Signs of potential infection often accompany complications like endometritis or retained tissue. A foul odor emanating from the lochia is a key warning sign, as normal lochia generally has a stale, metallic, or musty smell.
Immediate medical review is necessary if you experience any of the following:
- A sudden increase in body temperature or high fever and chills.
- Feeling dizzy, faint, or weak, which can indicate significant blood loss.
- An increased heart rate.
- Persistent, worsening abdominal pain that is localized or severe.
- Any increase in bleeding, or a return to bright red, heavy bleeding after the lochia had already lightened.

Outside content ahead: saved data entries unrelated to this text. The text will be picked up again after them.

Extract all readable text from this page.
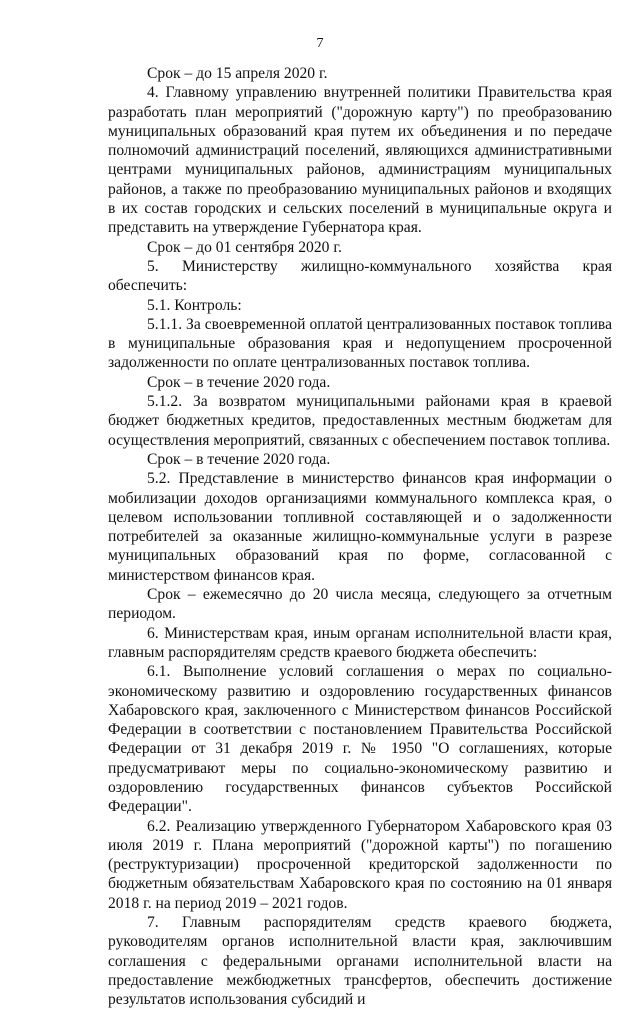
7

Срок – до 15 апреля 2020 г.

4. Главному управлению внутренней политики Правительства края разработать план мероприятий ("дорожную карту") по преобразованию муниципальных образований края путем их объединения и по передаче полномочий администраций поселений, являющихся административными центрами муниципальных районов, администрациям муниципальных районов, а также по преобразованию муниципальных районов и входящих в их состав городских и сельских поселений в муниципальные округа и представить на утверждение Губернатора края.

Срок – до 01 сентября 2020 г.

5. Министерству жилищно-коммунального хозяйства края обеспечить:

5.1. Контроль:

5.1.1. За своевременной оплатой централизованных поставок топлива в муниципальные образования края и недопущением просроченной задолженности по оплате централизованных поставок топлива.

Срок – в течение 2020 года.

5.1.2. За возвратом муниципальными районами края в краевой бюджет бюджетных кредитов, предоставленных местным бюджетам для осуществления мероприятий, связанных с обеспечением поставок топлива.

Срок – в течение 2020 года.

5.2. Представление в министерство финансов края информации о мобилизации доходов организациями коммунального комплекса края, о целевом использовании топливной составляющей и о задолженности потребителей за оказанные жилищно-коммунальные услуги в разрезе муниципальных образований края по форме, согласованной с министерством финансов края.

Срок – ежемесячно до 20 числа месяца, следующего за отчетным периодом.

6. Министерствам края, иным органам исполнительной власти края, главным распорядителям средств краевого бюджета обеспечить:

6.1. Выполнение условий соглашения о мерах по социально-экономическому развитию и оздоровлению государственных финансов Хабаровского края, заключенного с Министерством финансов Российской Федерации в соответствии с постановлением Правительства Российской Федерации от 31 декабря 2019 г. № 1950 "О соглашениях, которые предусматривают меры по социально-экономическому развитию и оздоровлению государственных финансов субъектов Российской Федерации".

6.2. Реализацию утвержденного Губернатором Хабаровского края 03 июля 2019 г. Плана мероприятий ("дорожной карты") по погашению (реструктуризации) просроченной кредиторской задолженности по бюджетным обязательствам Хабаровского края по состоянию на 01 января 2018 г. на период 2019 – 2021 годов.

7. Главным распорядителям средств краевого бюджета, руководителям органов исполнительной власти края, заключившим соглашения с федеральными органами исполнительной власти на предоставление межбюджетных трансфертов, обеспечить достижение результатов использования субсидий и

Factors Influencing Lochia Duration and Flow
The duration and heaviness of lochia vary significantly, influenced by several physiological and behavioral factors.
Physical Activity
Overexertion or engaging in strenuous activities too soon can cause a temporary increase in the flow or a return to bright red bleeding. Limiting physical activity during recovery is important for managing lochia flow.
Breastfeeding
Breastfeeding impacts the uterus and lochia flow. The hormones released during nursing, particularly oxytocin, trigger uterine contractions, often called “afterpains.” These contractions help the uterus shrink down more quickly, which can sometimes speed up the overall process or cause a brief surge in bleeding volume.
Complications
Underlying complications can prolong lochia or cause an abnormal flow pattern. Retained tissue, such as small pieces of the placenta, prevents the uterus from contracting fully. This lack of proper contraction, known as subinvolution, leads to persistent or heavier bleeding beyond the typical six-week period. Infections like endometritis can also cause prolonged discharge, often accompanied by a foul odor.